"Saya juga berharap secepatnya, Bu. Kasihan Bapak ke mana-mana hanya ditemani saya," ujar Puspa lirih, seperti ingin memamerkan kedekatannya dengan Bagus Pandhita kepada Utari.
"Doakan sebentar lagi ya, Nak Puspa." senyum Naira bijak. Sebagai seorang wanita yang sudah makan banyak asam garam kehidupan, Naira sangat mengetahui perasaan Puspa kepada sang anak.
Puspa Ayu dahulu adalah kandidat terkuat sebagai calon istri Bagus Pandhita. Selain Windri Asih tentunya. Bagus Pandhita adalah magnet yang dapat menarik wanita manapun. Naira tidak mengetahui perasaan Bagus yang sesungguhnya, karena anak itu selalu dekat dengan siapapun.
Kebaikan hati, keramahan, dan sikap tidak membedakan selalu membuat banyak wanita salah sangka dengan sikap pria itu. Dahulu sewaktu masih bekerja sebagai staf ahli di Departemen Dalam Negeri, Bagus Pandhita adalah idola.
Beberapa kali, Bagus Pandhita memiliki teman dekat wanita. Mereka sering menyambangi kediaman mereka di Pondok Indah.
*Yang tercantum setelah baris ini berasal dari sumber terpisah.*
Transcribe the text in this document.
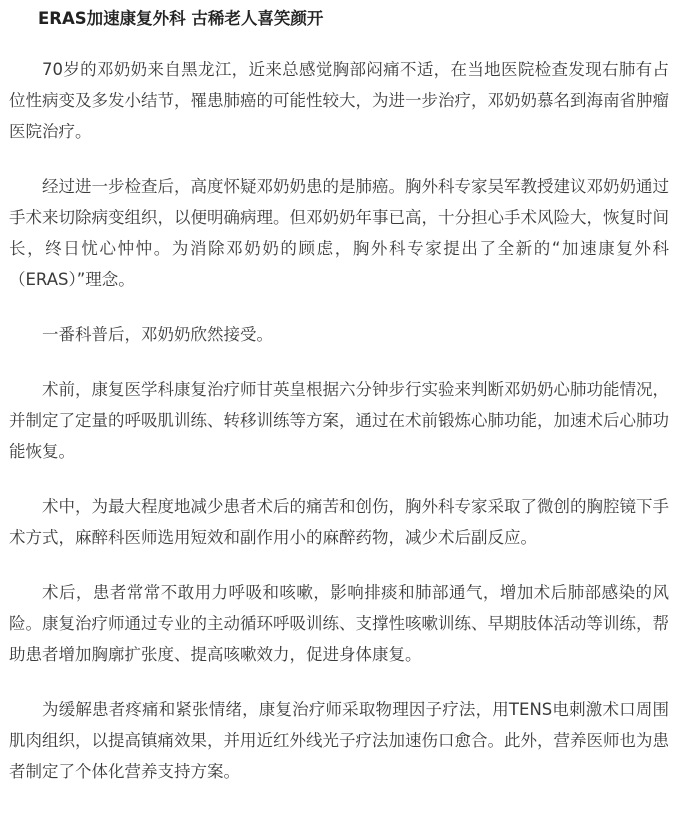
ERAS加速康复外科 古稀老人喜笑颜开

70岁的邓奶奶来自黑龙江，近来总感觉胸部闷痛不适，在当地医院检查发现右肺有占位性病变及多发小结节，罹患肺癌的可能性较大，为进一步治疗，邓奶奶慕名到海南省肿瘤医院治疗。

经过进一步检查后，高度怀疑邓奶奶患的是肺癌。胸外科专家吴军教授建议邓奶奶通过手术来切除病变组织，以便明确病理。但邓奶奶年事已高，十分担心手术风险大，恢复时间长，终日忧心忡忡。为消除邓奶奶的顾虑，胸外科专家提出了全新的“加速康复外科（ERAS）”理念。

一番科普后，邓奶奶欣然接受。

术前，康复医学科康复治疗师甘英皇根据六分钟步行实验来判断邓奶奶心肺功能情况，并制定了定量的呼吸肌训练、转移训练等方案，通过在术前锻炼心肺功能，加速术后心肺功能恢复。

术中，为最大程度地减少患者术后的痛苦和创伤，胸外科专家采取了微创的胸腔镜下手术方式，麻醉科医师选用短效和副作用小的麻醉药物，减少术后副反应。

术后，患者常常不敢用力呼吸和咳嗽，影响排痰和肺部通气，增加术后肺部感染的风险。康复治疗师通过专业的主动循环呼吸训练、支撑性咳嗽训练、早期肢体活动等训练，帮助患者增加胸廓扩张度、提高咳嗽效力，促进身体康复。

为缓解患者疼痛和紧张情绪，康复治疗师采取物理因子疗法，用TENS电刺激术口周围肌肉组织，以提高镇痛效果，并用近红外线光子疗法加速伤口愈合。此外，营养医师也为患者制定了个体化营养支持方案。
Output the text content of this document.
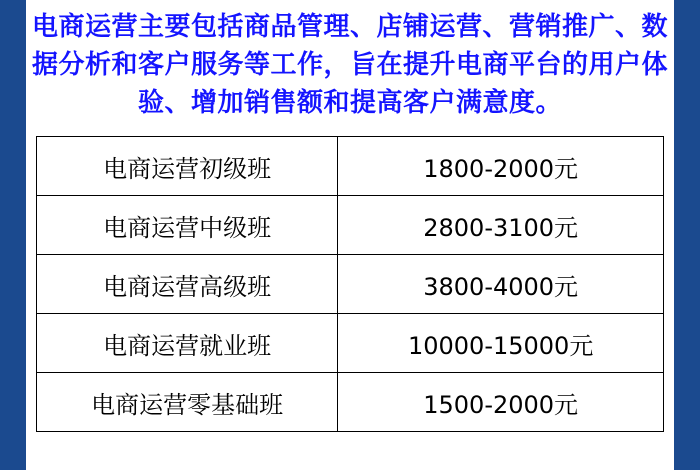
电商运营主要包括商品管理、店铺运营、营销推广、数据分析和客户服务等工作，旨在提升电商平台的用户体验、增加销售额和提高客户满意度。
电商运营初级班	1800-2000元
电商运营中级班	2800-3100元
电商运营高级班	3800-4000元
电商运营就业班	10000-15000元
电商运营零基础班	1500-2000元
Namun hubungan itupun berakhir begitu saja. Bagus Pandhita mungkin mudah membuka hati untuk siapapun, namun belum ada yang benar-benar menguasai hatinya.
Puspa Ayu pasti akan sakit hati. Naira ikut merasa bersalah akan kenyataan pahit, yang pasti akan diterima gadis itu. Selama ini, Puspa Ayu sudah dianggap seperti putri sendiri oleh Naira. Hubungan itu pasti takkan sama lagi, ketika Bagus Pandhita sudah memiliki pendamping.
"Kalian boleh mulai bawa semua makanan ini keluar." perintah Naira kepada Puspa dan Utari.
"Iya, Bu. Ayo, Ri! Kamu bawa poci berisi air sirup dingin itu dulu."
Utari mengangguk, namun dia masih belum beranjak meski Puspa Ayu sudah keluar dari dapur. Dia mengawasi sejenak, sebelum mendekati Naira yang sedang mencuci tangan.
"Ada apa, Nduk?" tanya Naira ketika Utari menjejeri wanita itu.
"Boleh saya bertanya sesuatu, Bu?" Utari merasa ragu dengan beban yang mengganjal di dadanya itu.